Anies menjelaskan bahwa untuk menghilangkan budaya mencontek dan berbagai kecurangan yang terjadi saat UN dilaksanakan, pada 2015 pihaknya membuat kebijakan indeks integritas. Hal itu juga bertujuan untuk mengukur sejauh mana murid dan sekolah menerapkan nilai kejujuran dalam proses pengerjaan soal UN.

“Pada tahun 2015 kami membuat yang namanya Indeks integritas sebagai alat ukur seberapa jujur sebuah sekolah menyelenggarakan ujian. Bagaimana mengukurnya? kalau ujian itu ada lembar jawabnya, kalau dalam satu kelas yang isinya 40 sampai 30 anak itu jawaban, benar dan salahnya sama, artinya  itu kolaborasi bukan?,” jelasnya. 

Mantan Gubernur Jakarta itu menyebut bahwa untuk mengukur kejujuran seseorang itu jauh lebih sulit ketimbang kecurangan. Sehingga, soal UN dibuat dengan menggunakan teknik untuk menjadi alat pengukurnya. 

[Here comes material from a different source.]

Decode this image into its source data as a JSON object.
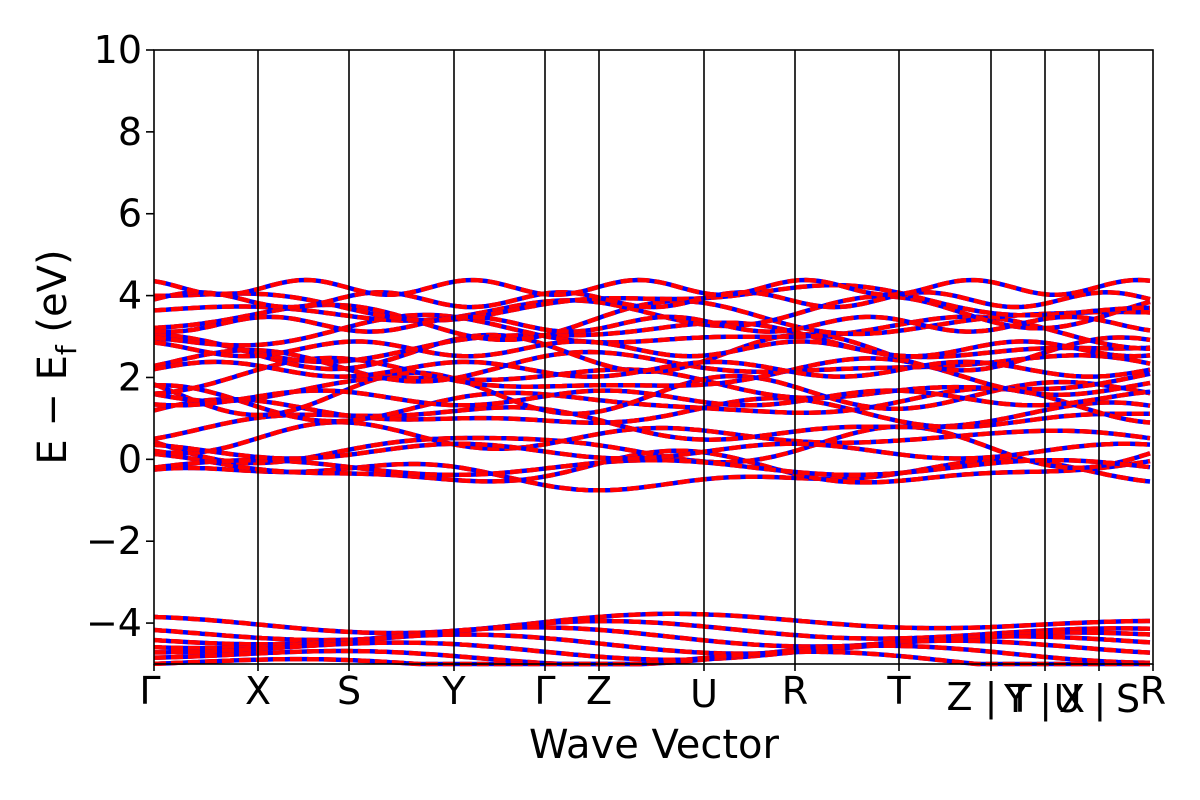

“Karena kecurangan itu masif terjadi. Jadi kita tidak hanya menilai prestasi akademiknya, tapi juga menilai kejujurannya dengan membuat Indeks kejujuran. Jadi setiap sekolah tahu bagaimana cara mengukurnya, berapa persen anak yang menyontek,” katanya. 

Lebih lanjut, Anies menceritakan pengalamannya saat menerima hasil indeks integritas tersebut dari berbagai sekolah. Dikatakan bahwa sekolah-sekolah yang membawa label islam justru menunjukkan angka kejujuran yang rendah. 
 

Baca: UN Kembali, P2G: Tujuan dan Skemanya mesti Jelas

“Ketika saya kumpulkan sekolah-sekolah Islam sejak awal, dan pada saat itu saya tunjukkan angka indeks kejujurannya. Dikumpulkan semua kenapa? Karena nilainya mengerikan. Saya sampai bilang bahwa sekolah-sekolah ini membawa nama Islam tapi di dalam sekolah osinya contek-menyontek,” ungkapnya. 

Anies menjelaskan bahwa hasil itu juga menjadi sebuah rekomendasi kebijakan bagi pemerintah daerah untuk lebih bekerja keras menjadikan sekolah sebagai zona integritas. Menurutnya, selain menjadi tempat belajar, sekolah juga harus menjadi tempat yang menanamkan jiwa integritas kepada siswa.

“Ini bukan tuduhan tapi adalah fakta. Saya bisa menyebutkan Kabupaten mana yang paling jujur dan paling tidak jujur, jadi itu dikirimkan ke bupati dan walikota. Semuanya pada lihat dan kaget,” katanya. 

Selain itu, Anies mengatakan bahwa indeks integritas tersebut adalah bentuk penilaian terhadap sekolah yang menerapkan nilai-nilai kejujuran di dalamnya, semakin tinggi penilaian tersebut, maka semakin tinggi pula siswanya berkesempatan untuk masuk perguruan tinggi negeri.

“Dan ketika sekolah dikumpulkan seluruh Indonesia untuk mendapatkan Indeks integritas yang langsung diterima presiden sekitar 500an sekolah. Yayasan-yayasan sekolah dengan integritas tertinggi itu berjejer ada lebih dari 30 sekolah, salah satu sekolah dengan tingkat kejujuran paling tinggi adalah Penabur,” kata dia.